Talk:BagIt
Appearance
Digital Preservation Unassessed | |||||||
|
Some notes
Reviewing the IETF draft and this article I found some aspects that may be worth to mention:
Limitations of BagIt
- There is no registry of checksum algorithms and their abbreviations as used for manifest files
- A tag manifest file cannot contain its own file name ( Hochstenbach this is a general remark - any manifest file cannot contain its own manifest)
Specification issues
- It is not made clear, whether order of tags in tag files may be relevant. I suggest to explicitly state in the specification if order is not relevant
- It is not made clear whether tags may be repeated (in this case order may be relevant)
- Speaking about tag files: There is no common tag file format. Section 4.2 describes a key/value-format, but only for bag-info.txt. I'd call it a design error of BagIt to already have two tag file formats (space-separated as in manifest files and fetch.txt, and key/value-format). For additional tag files, not mentioned in the current draft, you know nothing but the character encoding, it could be any format.
- Tag/metadata values cannot include newline characters - on the other hand whitespace is considered as part of the value. Does line folding change the value or not?
- The general form of tag/metadata labels is not specified. Can they include spaces and non ASCII-characters, such as umlauts? Obviously they cannot include colons.
- It should be noted that a tag files' checksum can change without relevant change in its content, if you apply Unicode normalization. —Preceding unsigned comment added by JakobVoss (talk • contribs) 06:53, 14 October 2010 (UTC)
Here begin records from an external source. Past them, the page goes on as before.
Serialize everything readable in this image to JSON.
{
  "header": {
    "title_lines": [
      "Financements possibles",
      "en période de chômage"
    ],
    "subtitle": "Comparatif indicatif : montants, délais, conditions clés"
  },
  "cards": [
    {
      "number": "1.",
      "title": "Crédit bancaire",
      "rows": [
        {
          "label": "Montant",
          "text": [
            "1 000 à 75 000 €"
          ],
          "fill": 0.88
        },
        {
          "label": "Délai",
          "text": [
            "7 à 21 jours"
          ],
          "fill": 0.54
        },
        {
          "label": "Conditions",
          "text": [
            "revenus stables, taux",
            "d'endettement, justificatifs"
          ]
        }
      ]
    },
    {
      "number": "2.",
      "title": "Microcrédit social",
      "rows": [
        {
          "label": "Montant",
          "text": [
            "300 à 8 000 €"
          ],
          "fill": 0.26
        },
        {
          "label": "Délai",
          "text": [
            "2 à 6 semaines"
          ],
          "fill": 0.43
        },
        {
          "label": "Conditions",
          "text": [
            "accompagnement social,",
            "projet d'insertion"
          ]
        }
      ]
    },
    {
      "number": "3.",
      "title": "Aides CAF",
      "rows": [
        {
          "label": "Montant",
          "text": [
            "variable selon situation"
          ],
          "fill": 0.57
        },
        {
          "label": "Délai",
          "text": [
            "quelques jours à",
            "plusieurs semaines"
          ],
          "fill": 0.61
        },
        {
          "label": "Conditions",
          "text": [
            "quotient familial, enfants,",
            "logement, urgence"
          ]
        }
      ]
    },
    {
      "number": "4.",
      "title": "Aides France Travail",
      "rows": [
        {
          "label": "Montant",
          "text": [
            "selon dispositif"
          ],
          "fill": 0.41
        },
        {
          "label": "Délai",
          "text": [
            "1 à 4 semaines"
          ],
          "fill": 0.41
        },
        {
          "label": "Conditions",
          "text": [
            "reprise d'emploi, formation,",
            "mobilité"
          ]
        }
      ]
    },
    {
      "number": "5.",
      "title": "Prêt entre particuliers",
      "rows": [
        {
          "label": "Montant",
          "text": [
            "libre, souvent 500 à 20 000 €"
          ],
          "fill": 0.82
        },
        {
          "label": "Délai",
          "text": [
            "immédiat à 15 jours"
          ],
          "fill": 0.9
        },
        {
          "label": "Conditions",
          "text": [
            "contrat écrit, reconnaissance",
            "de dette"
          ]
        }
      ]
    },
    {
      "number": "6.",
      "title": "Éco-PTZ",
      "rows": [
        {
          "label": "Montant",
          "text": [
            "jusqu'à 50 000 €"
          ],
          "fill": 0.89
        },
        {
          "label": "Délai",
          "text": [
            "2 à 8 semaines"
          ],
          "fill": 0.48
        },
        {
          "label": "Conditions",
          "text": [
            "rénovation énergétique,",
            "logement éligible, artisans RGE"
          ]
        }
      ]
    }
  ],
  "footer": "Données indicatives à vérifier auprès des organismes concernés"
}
- It is probably worth noting that issues with the specification are best discussed in the digital-curation Google Group instead of on Wikipedia proper. The people who are responsible for editing the specification probably aren't paying attention to this talk page. Edsu (talk) 16:53, 14 October 2010 (UTC)
Related systems
- BagIt reminds me on distributed revision control systems. A bag looks like a snapshot of a RCS, or a RCS repository with one revision only. The article should contain some references to similar systems, maybe RCS can be mentioned (among others)
-- JakobVoss (talk) 09:48, 13 October 2010 (UTC)
Sentences removed
- I removed the following sentence because it added no information: "Once a bag is received, verified and placed in storage, the manifest can be used again in the future to verify that the integrity of the bag remains intact."
- Edsu removed the sentence "In practice “bagit.txt” only contains characters that are also part of plain ASCII, and the most common character encoding for tag files is UTF-8.". But IETF draft says
- "The "bagit.txt" file should consist of exactly two lines,
- BagIt-Version: M.N
- Tag-File-Character-Encoding: UTF-8
- Unless the "M.N" part or the "UTF-8" part include non-ASCII characters (which I strongly doubt), the encoding of bagit.txt only contains plain ASCII characters - beside the optional BOM header, that I forgot to mention. Anyway the existence of BOM headers should be mentioned in the specification.
-- JakobVoss (talk) 06:54, 14 October 2010 (UTC)
- I put the sentence about bagit.txt character encoding back, indicating that it must be UTF-8. Distinguishing between ASCII and UTF-8 seems out of scope for this article. I initially confused this sentence with talking about the encoding of bag-info.txt instead of bagit.txt, since it was also talking about tag files.